Taking $h$ common from the first bracket and cancelling the common terms in numerator and denominator, we get,
$\Rightarrow f'\left( x \right){\text{ = }}\mathop {\lim }\limits_{h \to 0} \dfrac{{h\left[ {2x + h} \right]\left[ {2{x^2} + 2hx + {h^2}} \right]}}{h}$
$\Rightarrow f'\left( x \right){\text{ = }}\mathop {\lim }\limits_{h \to 0} \left[ {2x + h} \right]\left[ {2{x^2} + 2hx + {h^2}} \right]$
Now, putting the limit of the variable and getting to the final answer, we get,
$\Rightarrow f'\left( x \right){\text{ = }}\left[ {2x + 0} \right]\left[ {2{x^2} + 0 + {0^2}} \right]$
Simplifying the calculations, we get,
$\therefore f'\left( x \right){\text{ = }}4{x^3}$

Therefore, the derivative of the function $f\left( x \right) = {x^4}$ with respect to x is $f'(x){\text{ = }}4{x^3}$.

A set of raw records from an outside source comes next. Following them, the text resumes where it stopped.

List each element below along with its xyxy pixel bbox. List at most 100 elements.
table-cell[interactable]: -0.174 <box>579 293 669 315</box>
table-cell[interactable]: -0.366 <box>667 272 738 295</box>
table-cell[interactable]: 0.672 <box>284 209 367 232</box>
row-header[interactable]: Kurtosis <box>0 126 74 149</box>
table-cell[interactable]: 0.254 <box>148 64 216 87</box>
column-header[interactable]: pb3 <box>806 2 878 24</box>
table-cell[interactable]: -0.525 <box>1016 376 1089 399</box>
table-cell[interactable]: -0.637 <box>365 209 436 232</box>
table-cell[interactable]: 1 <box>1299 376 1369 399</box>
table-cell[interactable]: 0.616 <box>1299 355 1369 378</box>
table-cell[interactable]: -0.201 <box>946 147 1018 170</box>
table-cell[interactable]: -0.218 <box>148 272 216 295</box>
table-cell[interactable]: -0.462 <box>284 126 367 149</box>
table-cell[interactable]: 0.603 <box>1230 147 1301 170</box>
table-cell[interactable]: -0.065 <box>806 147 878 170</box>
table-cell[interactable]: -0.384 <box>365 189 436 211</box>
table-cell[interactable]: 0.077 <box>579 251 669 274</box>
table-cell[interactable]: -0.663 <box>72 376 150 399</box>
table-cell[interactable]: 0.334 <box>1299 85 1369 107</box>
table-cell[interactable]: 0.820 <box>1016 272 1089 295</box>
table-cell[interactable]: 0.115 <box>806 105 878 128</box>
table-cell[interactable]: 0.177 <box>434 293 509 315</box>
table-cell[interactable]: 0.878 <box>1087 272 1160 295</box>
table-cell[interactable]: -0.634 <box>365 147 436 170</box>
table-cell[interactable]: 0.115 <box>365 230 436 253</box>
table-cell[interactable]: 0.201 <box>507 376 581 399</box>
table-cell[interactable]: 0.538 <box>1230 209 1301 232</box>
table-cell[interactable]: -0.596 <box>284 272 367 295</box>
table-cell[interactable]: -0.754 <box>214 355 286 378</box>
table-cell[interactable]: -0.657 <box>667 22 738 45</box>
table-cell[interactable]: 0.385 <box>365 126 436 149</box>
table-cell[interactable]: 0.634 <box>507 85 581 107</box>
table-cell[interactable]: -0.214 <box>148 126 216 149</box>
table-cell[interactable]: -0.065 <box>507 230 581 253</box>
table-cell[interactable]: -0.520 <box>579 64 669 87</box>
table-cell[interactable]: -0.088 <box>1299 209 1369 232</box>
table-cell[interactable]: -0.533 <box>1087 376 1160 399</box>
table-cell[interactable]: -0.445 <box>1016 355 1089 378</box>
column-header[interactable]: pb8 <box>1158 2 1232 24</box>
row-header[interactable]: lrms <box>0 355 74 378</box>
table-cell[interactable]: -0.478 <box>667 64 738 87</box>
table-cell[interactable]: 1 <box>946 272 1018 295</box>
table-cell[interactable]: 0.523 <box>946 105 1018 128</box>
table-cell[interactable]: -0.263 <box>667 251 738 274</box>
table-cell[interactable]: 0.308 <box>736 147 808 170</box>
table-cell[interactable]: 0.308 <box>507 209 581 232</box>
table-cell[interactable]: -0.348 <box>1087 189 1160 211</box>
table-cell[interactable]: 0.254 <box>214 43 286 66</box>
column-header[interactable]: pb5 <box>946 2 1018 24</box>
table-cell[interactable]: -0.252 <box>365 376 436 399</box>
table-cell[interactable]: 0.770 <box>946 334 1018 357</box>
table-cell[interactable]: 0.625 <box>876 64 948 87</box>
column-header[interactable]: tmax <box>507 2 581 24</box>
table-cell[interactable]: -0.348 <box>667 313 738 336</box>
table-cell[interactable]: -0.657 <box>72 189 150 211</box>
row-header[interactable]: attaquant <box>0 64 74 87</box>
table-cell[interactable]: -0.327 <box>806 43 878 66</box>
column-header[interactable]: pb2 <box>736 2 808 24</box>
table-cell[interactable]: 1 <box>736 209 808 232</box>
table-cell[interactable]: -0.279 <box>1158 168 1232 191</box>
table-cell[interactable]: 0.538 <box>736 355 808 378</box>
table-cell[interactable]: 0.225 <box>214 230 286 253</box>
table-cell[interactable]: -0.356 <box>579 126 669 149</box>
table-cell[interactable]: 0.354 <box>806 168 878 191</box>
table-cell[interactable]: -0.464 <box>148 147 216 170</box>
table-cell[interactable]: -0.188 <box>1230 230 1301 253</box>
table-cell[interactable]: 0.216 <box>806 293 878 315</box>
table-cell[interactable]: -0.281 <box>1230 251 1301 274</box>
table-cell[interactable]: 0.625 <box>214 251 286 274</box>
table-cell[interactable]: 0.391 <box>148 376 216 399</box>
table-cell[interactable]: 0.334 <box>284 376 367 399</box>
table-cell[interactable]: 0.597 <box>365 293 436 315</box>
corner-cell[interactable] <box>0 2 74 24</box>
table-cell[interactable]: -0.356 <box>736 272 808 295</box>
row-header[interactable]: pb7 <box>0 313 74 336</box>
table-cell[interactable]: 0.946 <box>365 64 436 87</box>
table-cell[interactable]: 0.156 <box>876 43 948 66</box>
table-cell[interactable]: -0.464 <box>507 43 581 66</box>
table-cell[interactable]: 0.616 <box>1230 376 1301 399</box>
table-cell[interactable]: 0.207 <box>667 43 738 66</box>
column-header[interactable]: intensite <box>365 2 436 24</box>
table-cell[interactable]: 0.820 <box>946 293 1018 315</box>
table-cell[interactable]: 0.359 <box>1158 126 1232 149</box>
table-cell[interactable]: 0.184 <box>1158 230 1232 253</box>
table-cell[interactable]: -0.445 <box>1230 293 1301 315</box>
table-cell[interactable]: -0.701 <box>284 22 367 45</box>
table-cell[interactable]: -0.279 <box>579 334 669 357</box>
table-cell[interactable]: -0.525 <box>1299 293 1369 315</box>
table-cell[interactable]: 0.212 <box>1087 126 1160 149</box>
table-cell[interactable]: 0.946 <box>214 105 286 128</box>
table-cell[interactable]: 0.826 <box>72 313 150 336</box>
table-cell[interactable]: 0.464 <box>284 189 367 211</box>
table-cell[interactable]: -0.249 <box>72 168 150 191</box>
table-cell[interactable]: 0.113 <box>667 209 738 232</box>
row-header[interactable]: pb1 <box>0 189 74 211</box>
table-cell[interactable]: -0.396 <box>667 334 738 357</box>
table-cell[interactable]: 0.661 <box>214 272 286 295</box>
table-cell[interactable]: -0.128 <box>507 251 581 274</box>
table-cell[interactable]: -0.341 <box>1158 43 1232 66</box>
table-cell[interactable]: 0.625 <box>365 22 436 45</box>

Note: The derivative of the given function can also be calculated by using the power rule of differentiation. According to the power rule of differentiation, the derivative of ${x^n}$ is $n{x^{n - 1}}$. So, going by the power rule of differentiation, the derivative of $f(x) = {x^4}$ is $4{x^3}$. So, we get the same answer from both the methods.